Of the 329 schools designated by the United States Department of Education as 2016 “Blue Ribbon Schools” for superlative success in closing the achievement gap and maintaining high standards, ten are located in New York City. One is the K-8 Excellence Girls Charter School on the border of Bed-Stuy and Bushwick, one of only three Brooklyn schools so honored. (The others are P.S. 39 in gentrified Park Slope and the private Big Apple Academy).
Yet here’s an irony: only a few weeks before Excellence Girls Charter School was ranked among the top educational institutions in the country, headlines were trumpeting: No Benefit to Single-Sex Education.
This conclusion was based on an Australian study that claimed any previously recorded advantages were wiped out when you controlled for socioeconomic status. When wealthy girls were shown to do well in single-sex schools, it was because they would have done well anywhere. (For the record, Excellence Girls Charter School is 73% Free Lunch, the exact inverse of its Park Slope counterpart.)
Considering recent revelations that the majority of studies in the hard sciences have been found impossible to reproduce, it’s difficult to imagine the social sciences are much more accurate. (In fact, this article suggests they are even less so.) For instance, the NYC Department of Education recently released findings confirming their assertion that 4 year olds who participated in the Mayor’s Universal Pre-K program demonstrated improved academic and social-emotional skills. But without a control group, how can you prove that the results were caused by UPK in particular, and not, say, by the children taking public transportation to get there? Or last year’s weather patterns?

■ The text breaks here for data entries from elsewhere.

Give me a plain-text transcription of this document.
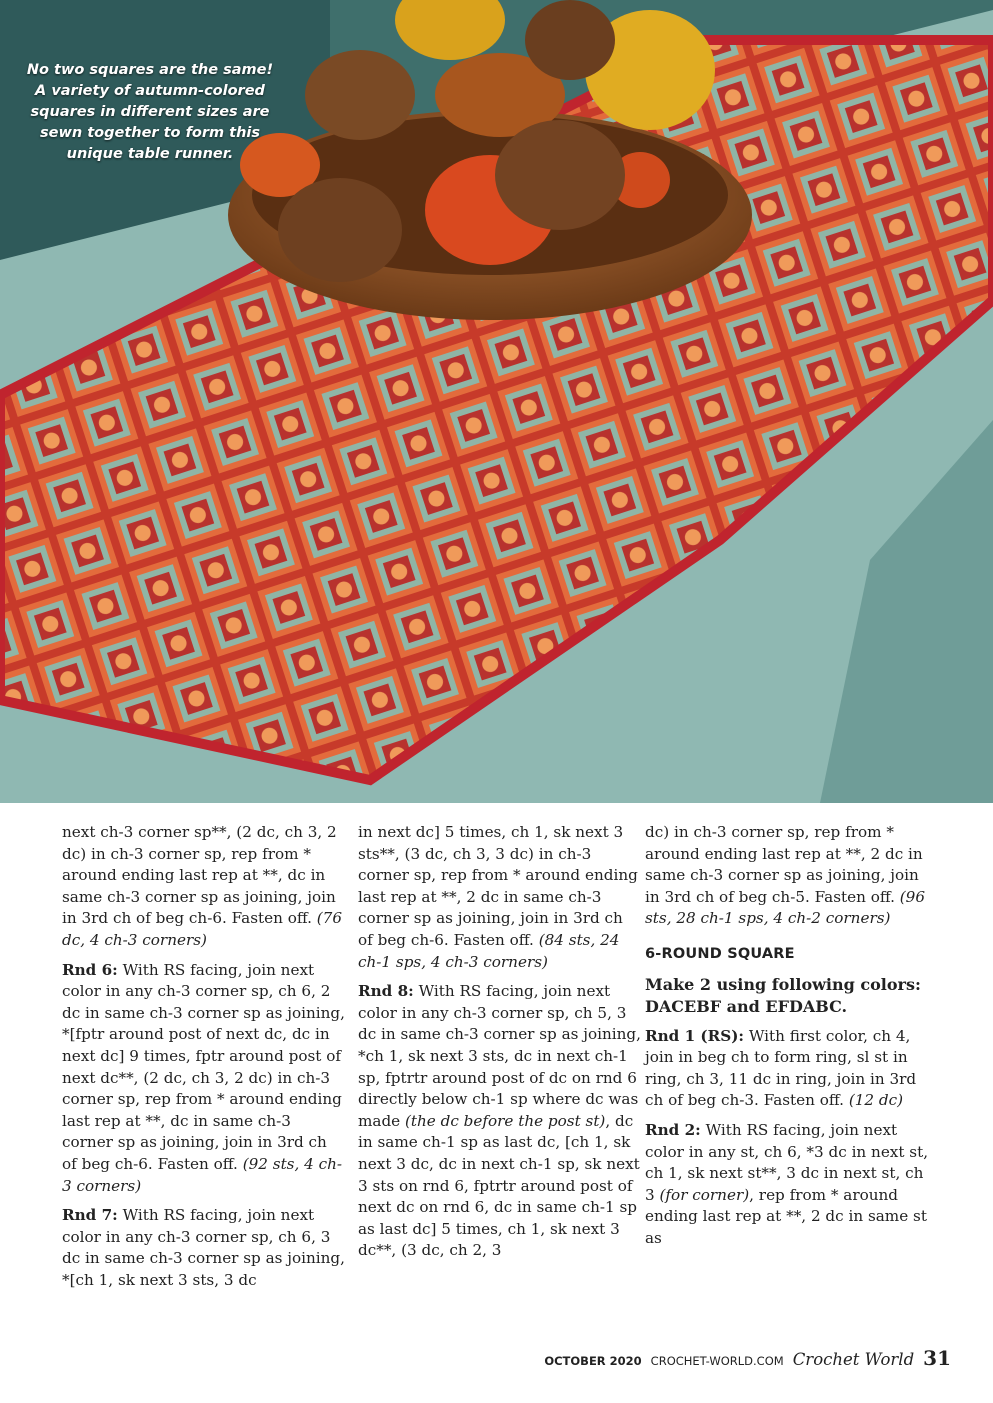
No two squares are the same!
A variety of autumn-colored
squares in different sizes are
sewn together to form this
unique table runner.

next ch-3 corner sp**, (2 dc, ch 3, 2 dc) in ch-3 corner sp, rep from * around ending last rep at **, dc in same ch-3 corner sp as joining, join in 3rd ch of beg ch-6. Fasten off. (76 dc, 4 ch-3 corners)

Rnd 6: With RS facing, join next color in any ch-3 corner sp, ch 6, 2 dc in same ch-3 corner sp as joining, *[fptr around post of next dc, dc in next dc] 9 times, fptr around post of next dc**, (2 dc, ch 3, 2 dc) in ch-3 corner sp, rep from * around ending last rep at **, dc in same ch-3 corner sp as joining, join in 3rd ch of beg ch-6. Fasten off. (92 sts, 4 ch-3 corners)

Rnd 7: With RS facing, join next color in any ch-3 corner sp, ch 6, 3 dc in same ch-3 corner sp as joining, *[ch 1, sk next 3 sts, 3 dc

in next dc] 5 times, ch 1, sk next 3 sts**, (3 dc, ch 3, 3 dc) in ch-3 corner sp, rep from * around ending last rep at **, 2 dc in same ch-3 corner sp as joining, join in 3rd ch of beg ch-6. Fasten off. (84 sts, 24 ch-1 sps, 4 ch-3 corners)

Rnd 8: With RS facing, join next color in any ch-3 corner sp, ch 5, 3 dc in same ch-3 corner sp as joining, *ch 1, sk next 3 sts, dc in next ch-1 sp, fptrtr around post of dc on rnd 6 directly below ch-1 sp where dc was made (the dc before the post st), dc in same ch-1 sp as last dc, [ch 1, sk next 3 dc, dc in next ch-1 sp, sk next 3 sts on rnd 6, fptrtr around post of next dc on rnd 6, dc in same ch-1 sp as last dc] 5 times, ch 1, sk next 3 dc**, (3 dc, ch 2, 3

dc) in ch-3 corner sp, rep from * around ending last rep at **, 2 dc in same ch-3 corner sp as joining, join in 3rd ch of beg ch-5. Fasten off. (96 sts, 28 ch-1 sps, 4 ch-2 corners)

6-ROUND SQUARE

Make 2 using following colors: DACEBF and EFDABC.

Rnd 1 (RS): With first color, ch 4, join in beg ch to form ring, sl st in ring, ch 3, 11 dc in ring, join in 3rd ch of beg ch-3. Fasten off. (12 dc)

Rnd 2: With RS facing, join next color in any st, ch 6, *3 dc in next st, ch 1, sk next st**, 3 dc in next st, ch 3 (for corner), rep from * around ending last rep at **, 2 dc in same st as

OCTOBER 2020 CROCHET-WORLD.COM Crochet World 31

It’s the same with this latest study on single-sex schools. Just as one researcher asserts there are no benefits and, in fact, actual harm to the practice, another points to demonstrated success. Sometimes even within the same article!
This piece in The New Daily, opens by saying nothing good comes of single-sex education and, in fact, it leads to the development of gender stereotypes and sexism. Then, a few paragraphs later, the article concedes that children attending co-ed schools are more likely to choose gender-stereotyped subjects to study, as opposed to girls exploring STEM topics and boys gravitating towards the humanities in single-sex schools. Oh, and that the gender of your peer group has a lot less of an effect on the person you become than the attitudes you learned at home.
Well. That certainly settles the issue not at all.
New York City has multiple single-sex schools, public, private and charter.
I sent my sons to an all-boys school, and though both got excellent educations, socially, it was a great fit for one but not the other. When it came to my daughter, I sent her to a co-ed school, because I looked at my rough and tumble little girl with two older brothers, and couldn’t imagine her in an all-girl environment. I thought she’d be a bull in a china shop.
But, either way, I made the choice.
Maybe single-sex schools are good for both boys and girls. Maybe they’re not. The fact that I have two sons who had two completely different experiences at the same school suggests that no one size fits all. Isn’t that assumption what got us into educational trouble in the first place?
The academics can duke it out in the pages of various journals, but how about letting parents make their own decisions about what sort of school would be the best fit for their particular child?
Whether its Excellence Girls Charter School or the Eagle Academy for Young Men of Harlem (which, for the record, is participating in a Breast Cancer Walk on October 16 – so take that charges of sexism!), not every child is going to thrive at every school. That’s one more reason for advocating an even broader variety of choices and an easier transfer process, so that no child ends up languishing in an inappropriate school.